Plaintiffs also contend that defendant’s petition for severance should be dismissed because it does not set forth the facts relied upon to establish the joint liability of the estate of James M. Gibb, deceased, as required in a complaint to join an additional defendant under Pa. R. C. P. 2252(b). The petition for a severance simply expressed the desire of defendants to join as an additional defendant the estate of James M. Gibb, deceased, on the grounds that the estate is alone liable or jointly liable with original defendants to the estate of Abigail MacMurray Gibb, deceased, in the above case. As the estate of James M. Gibb, deceased, is a party to the action, it cannot, under Pa. R. C. P. 2252, be joined as an additional defendant. Until there is a severance, the praecipe and complaint to join additional defendant cannot be filed and until the complaint is filed the court cannot determine whether original .defendant has set forth sufficient facts to warrant a joinder of additional defendant on the grounds of joint liability. We are, therefore, of the opinion that a petition for a severance, alleging the desire to join a party to the action as an additional defendant on the ground of joint liability, presented to the court within 60 days after the service of the initial pleading as required for praecipe and complaint under Pa. R. C. P. 2253, is sufficient to warrant the court in granting the severance. If the complaint, when filed, does not set forth sufficient facts to warrant the joinder it will be dismissed. As the court in its discretion can control the consolidation for trial of cases growing out of the same facts and circumstances, a reconsolidation of these claims can be ordered if the joinder is not allowed.

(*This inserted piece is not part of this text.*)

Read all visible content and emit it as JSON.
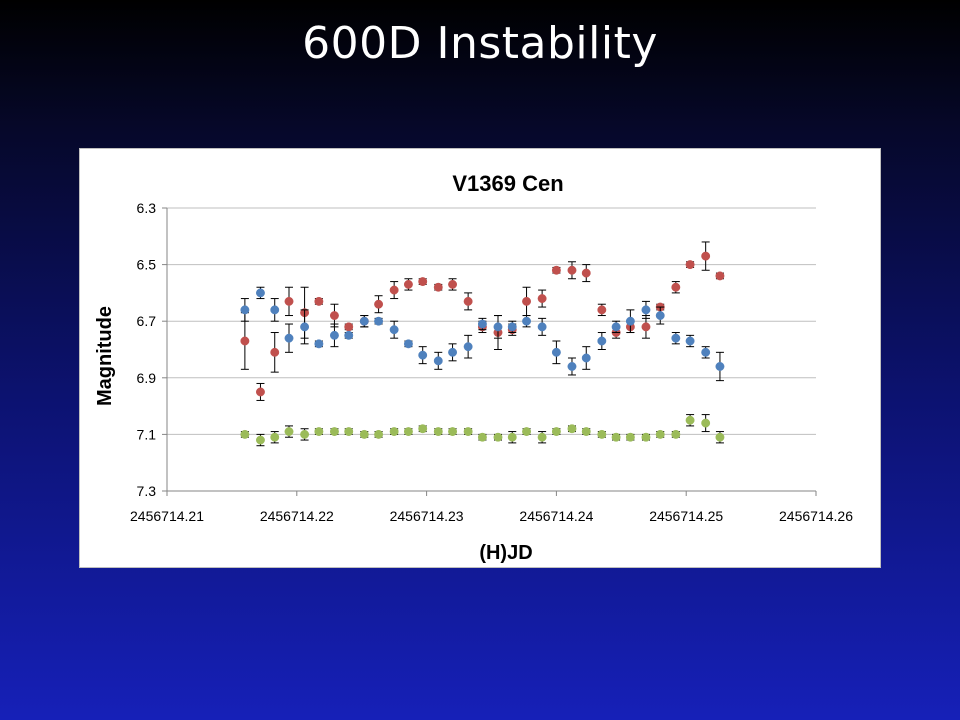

For the reasons above given the rule to show cause why a severance should not be granted in the above *118case will be made absolute, and defendants permitted to file their praecipe and complaint to join the estate of James M. Gibb, deceased, as additional defendant within 30 days from this date.

Decree

Now, March 14, 1950, the rule in the within case is hereby made absolute and the claim of John MacMur-ray, administrator of the estate of James M. Gibb, deceased, is hereby severed from the claim of John Mac-Murray, administrator of the estate of Abigail Mac-Murray Gibb, deceased, for the purpose of giving the Yankee Lines, Inc., and Otto Pugh, defendants, an opportunity of filing their praecipe and complaint to join John MacMurray, administrator of the estate of James M. Gibb, deceased, as an additional defendant in the claim of 'John MacMurray, administrator of the estate of Abigail MacMurray Gibb, deceased, in the above case. The praecipe and complaint of defendant for the joinder of additional defendant is to be filed within 30 days from this date as provided in a decree on petition of defendant for extension of time within which to file the same.